If, on the other hand, the definition is that we're open to each other's ideas, there are going to be differences, the majority will probably be determinative when it comes to resolving just hard, core differences that we can't resolve, but there is a whole host of other areas where we can work together, then I think we can make progress.
Q: Is the Republican Party in the desperate straits that Arlen Specter seems to think it is?
OBAMA: You know, politics in America changes very quick. And I'm a big believer that things are never as good as they seem and never as bad as they seem.
You're talking to a guy who was 30 points down in the polls during a — a primary in Iowa. So — so I never — I don't believe in crystal balls.
I do think that our administration has taken some steps that have restored confidence in the American people that we're moving in the right direction and that simply opposing our approach on every front is probably not a good political strategy.
Q: Thank you, Mr. President. In a couple of weeks, you're going to be giving the commencement at Notre Dame.
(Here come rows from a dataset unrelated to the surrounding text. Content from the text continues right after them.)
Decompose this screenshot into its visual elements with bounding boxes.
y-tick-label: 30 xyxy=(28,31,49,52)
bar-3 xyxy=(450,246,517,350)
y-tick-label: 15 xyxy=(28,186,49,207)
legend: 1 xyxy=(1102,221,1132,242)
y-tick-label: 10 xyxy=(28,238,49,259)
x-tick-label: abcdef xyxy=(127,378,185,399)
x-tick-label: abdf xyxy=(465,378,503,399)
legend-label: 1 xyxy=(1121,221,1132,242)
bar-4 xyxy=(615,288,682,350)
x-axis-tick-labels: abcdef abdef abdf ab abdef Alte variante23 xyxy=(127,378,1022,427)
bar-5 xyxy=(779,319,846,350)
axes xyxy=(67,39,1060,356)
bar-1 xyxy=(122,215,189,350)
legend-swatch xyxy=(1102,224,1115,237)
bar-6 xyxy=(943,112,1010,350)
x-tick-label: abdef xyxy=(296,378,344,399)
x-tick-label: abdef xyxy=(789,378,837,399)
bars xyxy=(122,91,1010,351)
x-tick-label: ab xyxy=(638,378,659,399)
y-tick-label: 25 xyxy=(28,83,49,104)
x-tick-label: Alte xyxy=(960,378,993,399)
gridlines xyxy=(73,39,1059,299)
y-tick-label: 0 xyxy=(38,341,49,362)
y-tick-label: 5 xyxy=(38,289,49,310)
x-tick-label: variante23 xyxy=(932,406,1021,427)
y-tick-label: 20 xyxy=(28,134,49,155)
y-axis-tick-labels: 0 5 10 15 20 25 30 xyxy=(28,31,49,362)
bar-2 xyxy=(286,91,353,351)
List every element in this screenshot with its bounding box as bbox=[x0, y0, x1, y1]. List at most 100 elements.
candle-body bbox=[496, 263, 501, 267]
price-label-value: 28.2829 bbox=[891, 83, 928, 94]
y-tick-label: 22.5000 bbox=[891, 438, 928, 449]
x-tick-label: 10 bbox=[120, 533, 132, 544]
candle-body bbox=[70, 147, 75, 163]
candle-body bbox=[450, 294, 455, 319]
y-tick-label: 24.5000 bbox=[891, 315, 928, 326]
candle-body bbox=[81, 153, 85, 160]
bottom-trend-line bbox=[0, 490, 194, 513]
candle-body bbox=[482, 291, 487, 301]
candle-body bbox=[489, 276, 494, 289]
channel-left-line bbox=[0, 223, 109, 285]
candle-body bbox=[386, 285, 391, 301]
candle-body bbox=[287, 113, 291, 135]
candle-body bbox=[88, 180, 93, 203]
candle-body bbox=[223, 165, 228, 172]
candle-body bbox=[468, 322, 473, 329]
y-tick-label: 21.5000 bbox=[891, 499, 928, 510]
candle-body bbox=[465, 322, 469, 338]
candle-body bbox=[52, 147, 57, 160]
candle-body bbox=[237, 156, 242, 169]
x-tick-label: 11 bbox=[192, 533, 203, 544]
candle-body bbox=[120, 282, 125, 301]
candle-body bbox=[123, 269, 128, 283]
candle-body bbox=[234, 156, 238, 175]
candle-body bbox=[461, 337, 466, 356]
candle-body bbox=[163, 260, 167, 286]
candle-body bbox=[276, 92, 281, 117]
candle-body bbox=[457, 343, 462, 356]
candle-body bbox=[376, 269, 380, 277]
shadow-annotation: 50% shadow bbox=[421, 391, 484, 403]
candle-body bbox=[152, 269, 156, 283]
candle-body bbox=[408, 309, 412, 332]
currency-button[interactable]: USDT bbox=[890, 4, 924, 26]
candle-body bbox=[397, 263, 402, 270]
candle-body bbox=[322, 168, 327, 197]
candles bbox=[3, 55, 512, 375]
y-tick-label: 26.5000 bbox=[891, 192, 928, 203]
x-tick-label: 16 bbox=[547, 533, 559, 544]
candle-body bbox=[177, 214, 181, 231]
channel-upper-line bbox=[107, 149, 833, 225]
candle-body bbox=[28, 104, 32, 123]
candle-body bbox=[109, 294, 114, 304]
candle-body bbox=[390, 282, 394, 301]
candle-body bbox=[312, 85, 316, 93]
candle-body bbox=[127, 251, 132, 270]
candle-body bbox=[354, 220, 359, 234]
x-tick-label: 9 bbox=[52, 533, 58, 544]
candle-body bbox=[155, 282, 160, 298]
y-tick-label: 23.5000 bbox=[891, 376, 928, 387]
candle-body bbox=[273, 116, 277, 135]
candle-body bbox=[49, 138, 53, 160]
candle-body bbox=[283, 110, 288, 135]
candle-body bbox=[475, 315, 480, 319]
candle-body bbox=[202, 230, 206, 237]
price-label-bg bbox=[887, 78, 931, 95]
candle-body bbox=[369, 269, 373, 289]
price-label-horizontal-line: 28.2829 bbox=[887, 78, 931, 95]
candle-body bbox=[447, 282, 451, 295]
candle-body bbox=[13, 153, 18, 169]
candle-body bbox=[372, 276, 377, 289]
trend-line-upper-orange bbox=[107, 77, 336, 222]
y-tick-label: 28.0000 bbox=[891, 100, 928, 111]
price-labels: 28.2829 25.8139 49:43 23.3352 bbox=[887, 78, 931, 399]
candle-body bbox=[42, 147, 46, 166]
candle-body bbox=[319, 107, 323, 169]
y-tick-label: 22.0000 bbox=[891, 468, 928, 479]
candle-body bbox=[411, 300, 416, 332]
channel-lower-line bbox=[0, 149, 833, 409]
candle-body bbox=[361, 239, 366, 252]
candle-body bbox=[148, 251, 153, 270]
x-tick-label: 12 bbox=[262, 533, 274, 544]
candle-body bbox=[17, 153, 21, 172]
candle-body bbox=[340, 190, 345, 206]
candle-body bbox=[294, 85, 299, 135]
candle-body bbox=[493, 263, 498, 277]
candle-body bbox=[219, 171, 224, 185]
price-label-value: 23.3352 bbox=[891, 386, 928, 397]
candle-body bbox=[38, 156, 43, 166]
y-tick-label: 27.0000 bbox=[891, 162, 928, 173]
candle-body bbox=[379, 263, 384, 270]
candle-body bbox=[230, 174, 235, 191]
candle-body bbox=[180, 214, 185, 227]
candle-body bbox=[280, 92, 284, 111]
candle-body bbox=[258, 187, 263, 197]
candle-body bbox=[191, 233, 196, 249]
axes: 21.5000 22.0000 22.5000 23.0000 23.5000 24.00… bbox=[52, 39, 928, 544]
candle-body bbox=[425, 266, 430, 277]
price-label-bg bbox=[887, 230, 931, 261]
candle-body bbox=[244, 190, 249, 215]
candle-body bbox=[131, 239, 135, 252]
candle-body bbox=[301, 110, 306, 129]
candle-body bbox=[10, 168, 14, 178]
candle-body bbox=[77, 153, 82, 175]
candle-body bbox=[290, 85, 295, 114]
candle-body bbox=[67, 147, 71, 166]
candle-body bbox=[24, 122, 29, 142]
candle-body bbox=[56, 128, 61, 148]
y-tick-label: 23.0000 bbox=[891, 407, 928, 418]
And, as you know, this has caused a lot of controversy among Catholics who are opposed to your position on abortion.
As a candidate, you vowed that one of the very things you wanted to do was sign the Freedom of Choice Act, which, as you know, would eliminate federal, state and local restrictions on abortion. And at one point in the campaign when asked about abortion and life, you said that it was above — quote, above my pay grade.
Now that you've been president for 100 days, obviously, your pay grade is a little higher than when you were a senator.
Do you still hope that Congress quickly sends you the Freedom of Choice Act so you can sign it?
OBAMA: You know, the — my view on — on abortion, I think, has been very consistent. I think abortion is a moral issue and an ethical issue.
I think that those who are pro-choice make a mistake when they — if they suggest — and I don't want to create straw men here, but I think there are some who suggest that this is simply an issue about women's freedom and that there's no other considerations. I think, look, this is an issue that people have to wrestle with and families and individual women have to wrestle with.